C’est un très grand livre, très personnel aussi, que nous propose ici l’historienne Michèle Riot-Sarcey. Car il interroge le concept ou idéal de liberté, tant malmené au cours du XXe siècle. Au nom même de cette liberté. D’un côté, victorieuse a priori dans un Occident prospère (au prix de l’exploitation des pays du Sud et de ses propres prolétaires), l’idéologie libérale, qui « est parvenue à inverser le sens » de cette liberté, semble aujourd’hui régner sans partage.
« Au service du capitalisme, [elle] renforce sa puissance. » De l’autre, tout au long du XXe siècle, « des idéologues, sincères, adhéraient pleinement à ce qu’ils écrivaient, d’autant plus que leur action contre le fascisme évinçait toute velléité critique ». Jusqu’à ce que la « force de leur discours », atteignant un « tel niveau acritique », parvienne à justifier « les pires horreurs », de la Chine populaire et sa Révolution culturelle jusqu’au génocide cambodgien des Khmers rouges.
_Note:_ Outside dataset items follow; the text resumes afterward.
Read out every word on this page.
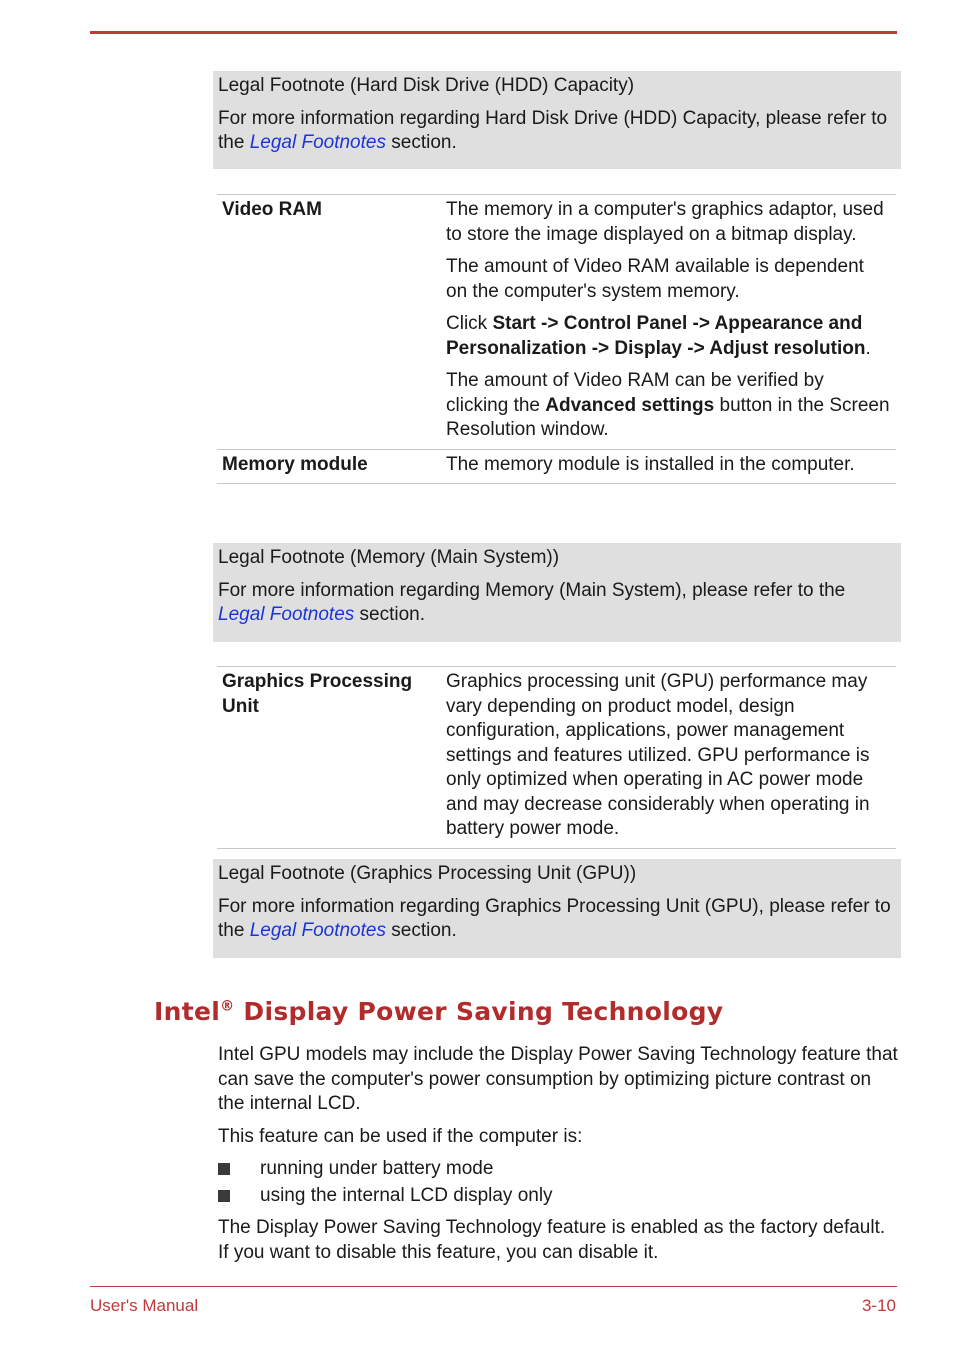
Legal Footnote (Hard Disk Drive (HDD) Capacity)

For more information regarding Hard Disk Drive (HDD) Capacity, please refer to the Legal Footnotes section.

Video RAM	The memory in a computer's graphics adaptor, used to store the image displayed on a bitmap display.

The amount of Video RAM available is dependent on the computer's system memory.

Click Start -> Control Panel -> Appearance and Personalization -> Display -> Adjust resolution.

The amount of Video RAM can be verified by clicking the Advanced settings button in the Screen Resolution window.

Memory module	The memory module is installed in the computer.

Legal Footnote (Memory (Main System))

For more information regarding Memory (Main System), please refer to the Legal Footnotes section.

Graphics Processing Unit	Graphics processing unit (GPU) performance may vary depending on product model, design configuration, applications, power management settings and features utilized. GPU performance is only optimized when operating in AC power mode and may decrease considerably when operating in battery power mode.

Legal Footnote (Graphics Processing Unit (GPU))

For more information regarding Graphics Processing Unit (GPU), please refer to the Legal Footnotes section.

Intel® Display Power Saving Technology

Intel GPU models may include the Display Power Saving Technology feature that can save the computer's power consumption by optimizing picture contrast on the internal LCD.

This feature can be used if the computer is:

running under battery mode
using the internal LCD display only

The Display Power Saving Technology feature is enabled as the factory default. If you want to disable this feature, you can disable it.

User's Manual	3-10
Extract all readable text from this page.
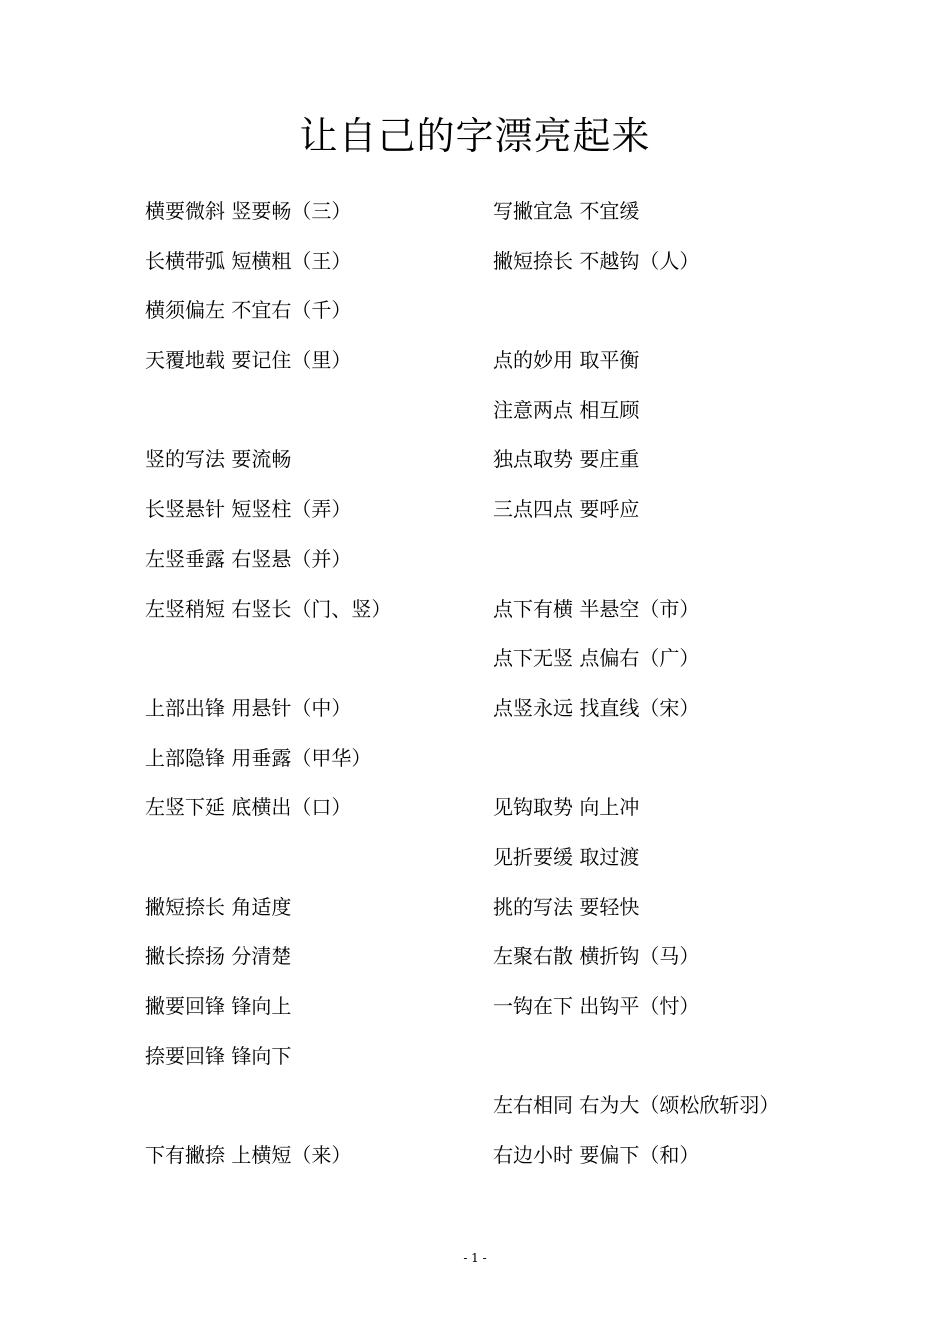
让自己的字漂亮起来
横要微斜 竖要畅（三）
长横带弧 短横粗（王）
横须偏左 不宜右（千）
天覆地载 要记住（里）
竖的写法 要流畅
长竖悬针 短竖柱（弄）
左竖垂露 右竖悬（并）
左竖稍短 右竖长（门、竖）
上部出锋 用悬针（中）
上部隐锋 用垂露（甲华）
左竖下延 底横出（口）
撇短捺长 角适度
撇长捺扬 分清楚
撇要回锋 锋向上
捺要回锋 锋向下
下有撇捺 上横短（来）
写撇宜急 不宜缓
撇短捺长 不越钩（人）
点的妙用 取平衡
注意两点 相互顾
独点取势 要庄重
三点四点 要呼应
点下有横 半悬空（市）
点下无竖 点偏右（广）
点竖永远 找直线（宋）
见钩取势 向上冲
见折要缓 取过渡
挑的写法 要轻快
左聚右散 横折钩（马）
一钩在下 出钩平（忖）
左右相同 右为大（颂松欣斩羽）
右边小时 要偏下（和）
- 1 -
C’est tout l’objet de ce livre : remonter, depuis la fin du XIXe siècle, le processus de dévoiement de l’idée, de l’idéal de liberté qui advint au nom des idéologies supposées libératrices mais totalisantes, quand cette même liberté était récupérée par les néolibéraux qui œuvraient à une autre manipulation.
Michèle Riot-Sarcey poursuit la recherche de son essai précédent, Le Procès de la liberté. Une histoire souterraine du XIXe siècle (La Découverte, 2016). Elle soulignait déjà, dans l’entretien qu’elle nous accorda alors : « Il n’y a pas de liberté individuelle sans liberté collective. » Or l’espérance d’une émancipation dès le mitan du XIXe siècle, et d’une liberté aussi individuelle que collective donc, s’est ainsi « transformée en une croyance aveugle » dès après la Première Guerre mondiale.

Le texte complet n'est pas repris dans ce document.